Die Moschee hat ja im islamischen Raum nicht den gleichen Stellenwert, wie eine Kirche. Sie ist der Raum des Niederwurfs (ma
sǧi
d; 'sich niederwerfen'
sa
ǧa
da)
, aber nicht sakral. In Kirchen befinden sich Heiligenreliquien und die Vorstellung, dass die Heiligen als erste erlöst werden und die Nähe des eigenen Grabs zu einem Heiligengrab die eigene Erlösung beschleunigt, führt dazu, dass Friedhöfe in und um Kirchen angelegt werden. Das hat man im islamischen Raum so nicht (wobei ich nicht sicher sagen kann, wie das bei den nordafrikanischen Marabus aussieht, häufig befinden sich ja dort Friedhöfe rings um das garb eines Marabu).

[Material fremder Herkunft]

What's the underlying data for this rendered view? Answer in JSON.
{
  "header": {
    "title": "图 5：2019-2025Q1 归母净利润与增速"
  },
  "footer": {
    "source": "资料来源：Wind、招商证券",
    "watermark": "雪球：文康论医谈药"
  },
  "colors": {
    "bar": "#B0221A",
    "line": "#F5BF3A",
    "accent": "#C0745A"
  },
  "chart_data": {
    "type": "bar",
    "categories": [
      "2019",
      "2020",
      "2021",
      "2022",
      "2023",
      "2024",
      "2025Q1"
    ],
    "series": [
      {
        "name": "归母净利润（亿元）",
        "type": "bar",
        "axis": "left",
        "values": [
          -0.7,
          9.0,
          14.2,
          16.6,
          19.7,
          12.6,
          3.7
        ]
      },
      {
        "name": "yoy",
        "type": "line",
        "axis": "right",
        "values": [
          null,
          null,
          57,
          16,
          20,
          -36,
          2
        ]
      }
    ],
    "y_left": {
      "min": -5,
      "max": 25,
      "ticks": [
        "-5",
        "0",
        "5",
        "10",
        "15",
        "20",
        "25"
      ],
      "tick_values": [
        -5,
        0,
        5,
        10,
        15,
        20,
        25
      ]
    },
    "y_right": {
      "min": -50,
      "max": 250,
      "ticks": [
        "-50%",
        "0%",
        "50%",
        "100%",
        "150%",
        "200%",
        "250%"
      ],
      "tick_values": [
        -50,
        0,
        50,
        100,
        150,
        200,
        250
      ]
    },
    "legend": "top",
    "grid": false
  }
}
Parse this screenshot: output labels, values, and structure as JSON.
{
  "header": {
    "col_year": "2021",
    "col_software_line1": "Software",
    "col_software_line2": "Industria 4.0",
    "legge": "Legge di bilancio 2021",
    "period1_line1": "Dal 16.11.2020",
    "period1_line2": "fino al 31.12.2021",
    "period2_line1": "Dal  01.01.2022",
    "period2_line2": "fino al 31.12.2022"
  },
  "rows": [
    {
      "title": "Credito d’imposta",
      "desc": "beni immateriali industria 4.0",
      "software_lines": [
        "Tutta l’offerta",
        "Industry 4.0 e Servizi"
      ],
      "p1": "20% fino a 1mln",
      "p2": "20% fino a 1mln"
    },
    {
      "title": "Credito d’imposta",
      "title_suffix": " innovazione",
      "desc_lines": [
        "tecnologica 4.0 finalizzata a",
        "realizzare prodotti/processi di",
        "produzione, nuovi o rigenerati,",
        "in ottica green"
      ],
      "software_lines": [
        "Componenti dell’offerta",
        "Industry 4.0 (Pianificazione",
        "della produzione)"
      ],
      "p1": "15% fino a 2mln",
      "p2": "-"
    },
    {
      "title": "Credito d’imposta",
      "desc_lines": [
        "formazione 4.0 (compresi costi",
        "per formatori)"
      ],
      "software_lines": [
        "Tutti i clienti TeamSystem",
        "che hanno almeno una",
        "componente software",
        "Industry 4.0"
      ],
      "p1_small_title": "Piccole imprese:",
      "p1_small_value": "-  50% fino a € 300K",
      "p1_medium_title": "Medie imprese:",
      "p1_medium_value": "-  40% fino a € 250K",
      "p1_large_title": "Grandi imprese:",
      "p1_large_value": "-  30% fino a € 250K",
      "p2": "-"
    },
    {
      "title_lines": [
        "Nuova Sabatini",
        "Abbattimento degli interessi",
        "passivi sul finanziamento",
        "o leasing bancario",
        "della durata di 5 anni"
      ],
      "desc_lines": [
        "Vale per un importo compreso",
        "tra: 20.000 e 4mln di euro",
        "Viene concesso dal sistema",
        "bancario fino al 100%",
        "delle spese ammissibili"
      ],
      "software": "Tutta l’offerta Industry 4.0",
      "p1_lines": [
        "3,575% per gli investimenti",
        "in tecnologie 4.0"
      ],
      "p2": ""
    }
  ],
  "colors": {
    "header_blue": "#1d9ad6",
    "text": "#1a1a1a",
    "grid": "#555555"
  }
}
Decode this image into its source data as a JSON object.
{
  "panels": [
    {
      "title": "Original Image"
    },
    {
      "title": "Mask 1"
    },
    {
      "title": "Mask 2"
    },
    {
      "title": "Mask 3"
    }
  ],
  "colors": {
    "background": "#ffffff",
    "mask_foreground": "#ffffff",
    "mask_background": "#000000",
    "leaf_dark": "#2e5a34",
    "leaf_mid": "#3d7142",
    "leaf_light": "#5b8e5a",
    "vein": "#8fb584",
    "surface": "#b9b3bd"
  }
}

Ja, Caro1, das ist es ja, ich kenne viele Moscheen, die früher z.B. byz. Kirchen, waren, und wenn ich heute den Teppich umschlage, dann blickt mich manchmal ein Opus Sectile Boden und christl. Grabplatten an. Meine Frage oben hingegen ging in die Richtung, ob in heutigen Kirchen, die einmal Moscheen waren (z.B. in Andalusien, auf dem Balkan, usw.), ob sich dort auch muslimische Gräber noch finden. Also genau andersrum, wie du dachtest, Caro1.
Also, wie oben dargestellt, wird man in Moscheen kaum Gräber finden, daher eben auch keine muslimischen Gräber in ehemaligen Moscheen, die nun Kirchen sind. Der ši'itische Islam kennt allerdings Schraine und es gibt Fälle von jüdischen und christlichen Gräbern, die in sunnitischen Moscheen weiterexsitieren. So gibt es z.B. bei Petra eine kleine Moschee auf einem Berg, in der Harūn liegen soll, Aaron, der Bruder des Moses. In der Umayyadenmoschee von Damaskus befindet sich das angebliche Grabmal des Täufers, das von den Muslimen als Heiligtum verehrt wird.
Grabschändung andalusischer Gräber durch Spanier hat es gegeben. Zwar wurde in den Kapitulationen von Granada Boabdil durch die katholischen Könige zugesagt, dass die Muslime ihren Glauben weiterhin praktizieren dürften und muslimische Einrichtungen nicht angetastet würden, aber ziemlich schnell wurde die Kirche
San Cristobal gebaut, mit Verwendung von Grabsteinen vom al-Malik-Friedhof, der vor den Toren im Westen der Stadt lag.
Zu den islamischen Grabriten gehört u.a. das Verbot des Betretens eines Grabes, weil durch das Betreten die Grabruhe gestört wird.
Aus diesem Grunde nehme ich an, dass niemals Muslime in einer Moschee ihre letzte Ruhe gefunden haben werden, da innerhalb eines sakralen, zum Gebet bestimmten Gebäudes die Gefahr des Betretens des Grabes zu groß gewesen wäre.
Ist das wirklich bei den Muslimen so? Ich will es nicht abstreiten, kenne das aber vor allem von den Juden. Angeblich wurde doch der islamische Friedhof in Jersualem ins Kidrontal gelegt, damit die Juden, die ihren Friedhof auf dem Ölberg haben, am Tag der Auferstehung nicht durch die goldene Pforte auf den Tempelberg kommen, weil sie nicht über Gräber laufen dürfen.